Noch unter einem anderen Gesichtspunkt aber hat es die Zukunft unserer Gesellschaft, der soziale Zusammenhalt, der Frieden in unserem Land und in unserer Welt nicht bloß mit Zahlen zu tun. Ganz offenkundig beschäftigt uns auch die Frage nach kultureller Identität und Kontinuität in die Zukunft hinein. Ich merke das derzeit sehr intensiv an der großen Reizbarkeit, mit der die Frage nach der Stellung des Islam in unserer Gesellschaft und nach der Integration der großen muslimischen Minderheit in unserem Land diskutiert wird. Auch diejenigen, die selbst ohne religiöse Bindung leben, reden in diesem Zusammenhang neu über die christliche Prägung Deutschlands und Europas. Die Besorgnis erregende und inakzeptable Verknüpfung zwischen terroristischen Gewalttaten und muslimischem Glauben gibt dieser Diskussion eine ganz unausweichliche Zuspitzung. Diese Diskussion muss geführt werden; und von Sprechern des Islam muss endlich eine wirklich überzeugende Abgrenzung von allen religiösen Rechtfertigungen des islamistischen Terrors erwartet werden. Aber beim Nachdenken über die Zukunftsfähigkeit unserer Gesellschaft geht es offenbar um mehr: Wir müssen ein bewusstes Ja zur eigenen Identität und zur eigenen Zukunft mit der Bereitschaft verbinden, Fremdes zu verstehen und Fremde im Maß des Möglichen in unsere Gesellschaft zu integrieren. Beides gehört auf Dauer unumgänglich zusammen.

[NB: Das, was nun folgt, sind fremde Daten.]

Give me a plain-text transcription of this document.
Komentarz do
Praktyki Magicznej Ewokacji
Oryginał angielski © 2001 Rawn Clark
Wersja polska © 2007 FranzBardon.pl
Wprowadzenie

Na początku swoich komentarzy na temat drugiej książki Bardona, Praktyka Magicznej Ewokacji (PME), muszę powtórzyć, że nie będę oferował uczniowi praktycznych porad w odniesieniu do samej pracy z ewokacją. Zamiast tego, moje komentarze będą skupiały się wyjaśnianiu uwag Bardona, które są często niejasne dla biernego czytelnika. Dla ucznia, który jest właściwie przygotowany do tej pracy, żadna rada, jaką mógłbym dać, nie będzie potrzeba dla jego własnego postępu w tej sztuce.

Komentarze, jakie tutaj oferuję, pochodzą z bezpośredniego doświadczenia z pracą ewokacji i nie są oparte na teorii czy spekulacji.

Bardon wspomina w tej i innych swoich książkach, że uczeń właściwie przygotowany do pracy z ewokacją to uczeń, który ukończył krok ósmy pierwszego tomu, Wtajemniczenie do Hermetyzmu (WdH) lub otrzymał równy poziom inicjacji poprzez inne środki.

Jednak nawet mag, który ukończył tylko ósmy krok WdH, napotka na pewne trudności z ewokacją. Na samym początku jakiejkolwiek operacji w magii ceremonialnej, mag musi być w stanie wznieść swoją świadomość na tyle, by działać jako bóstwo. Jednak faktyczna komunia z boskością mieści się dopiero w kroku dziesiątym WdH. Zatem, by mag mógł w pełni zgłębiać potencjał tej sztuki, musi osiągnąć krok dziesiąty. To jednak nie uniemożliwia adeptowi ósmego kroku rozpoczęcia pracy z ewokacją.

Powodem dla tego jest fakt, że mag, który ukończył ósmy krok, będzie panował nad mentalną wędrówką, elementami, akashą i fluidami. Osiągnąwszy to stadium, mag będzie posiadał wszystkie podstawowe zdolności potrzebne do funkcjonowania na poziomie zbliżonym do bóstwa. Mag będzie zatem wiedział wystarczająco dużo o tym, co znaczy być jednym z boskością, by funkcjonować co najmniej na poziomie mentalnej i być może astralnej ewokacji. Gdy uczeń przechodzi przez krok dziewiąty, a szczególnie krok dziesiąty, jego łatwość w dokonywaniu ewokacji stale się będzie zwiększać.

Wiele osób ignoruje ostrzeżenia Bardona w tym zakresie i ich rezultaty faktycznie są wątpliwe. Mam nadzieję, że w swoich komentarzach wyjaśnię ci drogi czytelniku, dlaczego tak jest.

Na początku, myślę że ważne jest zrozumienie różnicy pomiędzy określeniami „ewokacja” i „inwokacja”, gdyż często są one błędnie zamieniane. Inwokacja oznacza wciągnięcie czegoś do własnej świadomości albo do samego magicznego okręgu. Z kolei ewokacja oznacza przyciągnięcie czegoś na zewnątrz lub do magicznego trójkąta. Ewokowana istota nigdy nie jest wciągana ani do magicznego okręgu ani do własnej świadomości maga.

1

Ich sage also noch einmal: Insofern es um den sozialpolitischen Reformdruck in unserer Gesellschaft geht, gibt es für die Kirche in ihrer Gesamtheit, aber gerade auch in ihrer Rolle als sozialer Dienstleister keine Spannung zu ihrem Anspruch, den Wert der christlichen Nächstenliebe wachzuhalten. Insofern es aber um den auch sozialpolitisch bedingten Reformdruck auf die Einzelheiten unseres Sozialstaates geht, trifft dieser Reformdruck - ich sage ganz deutlich: in seinen positiven wie in seinen negativen Elementen - auch die Kirchen mit Diakonie und Caritas in ihren gewachsenen Strukturen. Nicht alles davon wird zukunftsfähig sein, und die Frage nach dem Leitbild zwischen Samariter und Wirt, die ich eingangs gestellt habe, muss uns zu Recht beschäftigen. Wir befinden uns in einem durchaus noch offenen Diskussionsprozess, bei dem der Erhalt einer Einrichtung oder einer Struktur aus ethischer Sicht nicht der entscheidende Wert sein kann, andererseits aber auch ein Abbruch aller, oft ja aus Erfahrung gewonnener Traditionen genauso wenig automatisch weiterführend ist. Ich verweise an dieser Stelle gerne darauf, dass sich ja auch die Kirche in ihrem diakonischen Bereich in Arbeitgeberverbänden oder jedenfalls sehr analogen Strukturen organisiert hat. Die auf dieser Grundlage zu bearbeitenden Fragen sind im Detail gar nicht so anders sind als viele Fragen, denen sich Unternehmen in dynamischen Branchen gegenübersehen. Festzuhalten ist aus meiner Sicht aber, dass wir auch zukünftig Strukturen solidarischer Hilfe brauchen. Wir als Kirche sind nachdrücklich dazu bereit, uns weiterhin in diesem Bereich zu engagieren - sowohl als Dienstleister mit unseren eigenen unternehmerischen Interessen als auch in unserem unverzichtbaren Engagement als Anwalt der Schwachen und Armen mit dem Interesse der Veränderung. Dabei wird es stets darum gehen, mit dem Anspruch christlicher Nächstenliebe für eine nachhaltige sozialpolitische Reform einzutreten.